The idea is to deliberately infect a group of volunteers with the coronavirus, then give half the group the vaccine and half the group a placebo, according to The Hill.
There is an alternative, and that entails giving volunteers the vaccine after they’ve contracted the virus on their own, but backers of the HCT say deliberate infections could trim months off the process, thereby saving thousands of lives.
Josh Morrison is the co-founder of a group called 1Day Sooner. It is not affiliated with groups or companies developing or funding coronavirus vaccines, however, they do advocate for using human challenge trials to test the effectiveness of vaccines.

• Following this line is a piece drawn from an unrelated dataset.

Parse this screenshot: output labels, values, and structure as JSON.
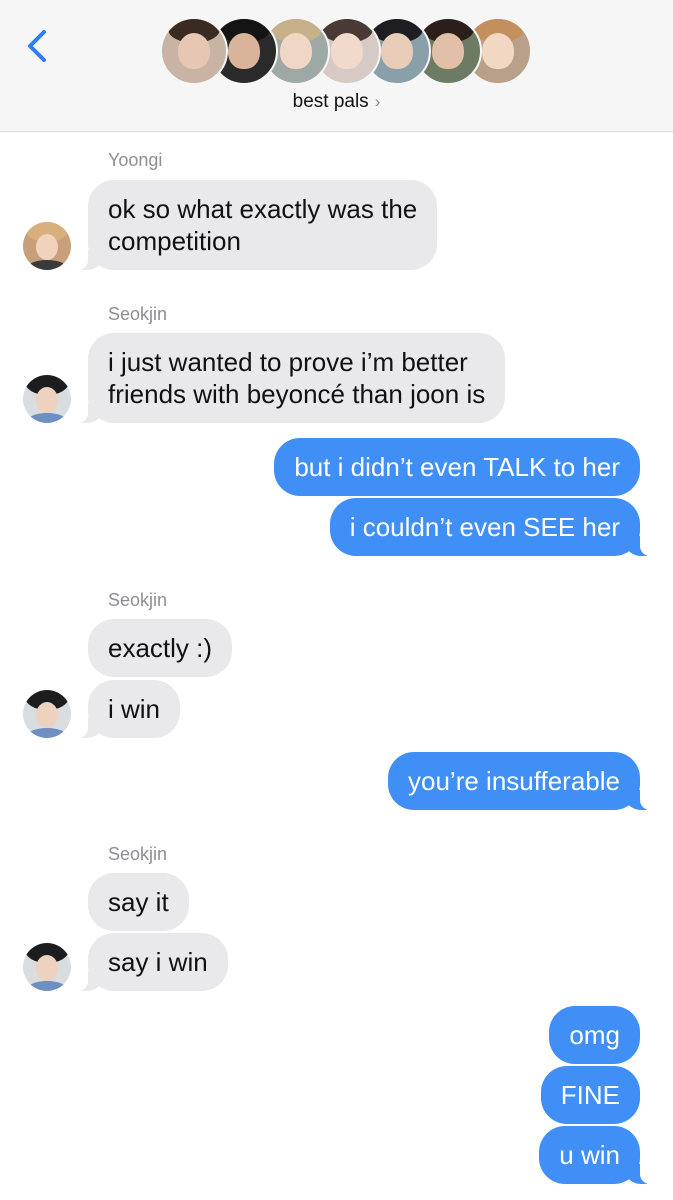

“We want to recruit as many people as possible who want to do this, and pre-qualify them as likely to be able to participate in challenge trials should they occur,” says Morrison, who is also the executive director of organ donation advocacy group Waitlist Zero, according to Nature.com. “At the same time, we feel that the public policy decisions around challenge trials will be better informed if they highlight the voice of people interested in participating in such trials.”
As of today, Morrison’s website shows they have 3,499 volunteers from 52 countries already signed up to participate in trials. To date, there has been no “go-ahead” for conducting a human challenge trial, although an FDA spokesperson said that all options are being considered.
Ethics and history of human challenge trials
Volunteering to be infected with a virus or bacteria is not something that many people would want to do, and there are ethical questions that need answering. We are talking about moral standards and what is considered acceptable by society as a whole.
Arthur Caplan, a New York University bioethicist, and Stanley Plotkin, who helped develop the rubella vaccine, have this to say about the ethics of doing human trials: “It might seem as though anybody volunteering to participate in such a study lacks the capacity for rational decision-making or must have misunderstood the informed-consent form, however, in this situation, “Acceleration of that standard process is necessary.”
Many vaccines and treatments for disease have been speeded up by using human challenge trials. Perhaps the most famous was the first-ever vaccine for smallpox. Edward Jenner created this early version of a vaccine in 1796 by taking samples from a cowpox sore and putting it into the skin of James Phipps—his gardener’s eight-year-old son. Jenner then intentionally exposed Phipps to smallpox, but the child did not become infected.
Everyone has heard of Tamiflu, right? In the 1980s and 1990s, the University of Virginia School of Medicine conducted challenge studies with influenza A and B which helped speed the development of oseltamivir (Tamiflu)— an antiviral medication that features on the World Health Organization’s List of Essential Medicines.
Charlie Weller, head of the vaccines program at Wellcome, a biomedical-research funder in London, says the charity has begun discussing the ethics and logistics of a human-challenge trial for a coronavirus vaccine. Weller says there is still a question of if a challenge trial would actually speed up the development of a vaccine for the coronavirus.
“I think there’s potential,” Weller adds, “but we’ve got so many questions to work through to understand whether it can help in the timelines we have.”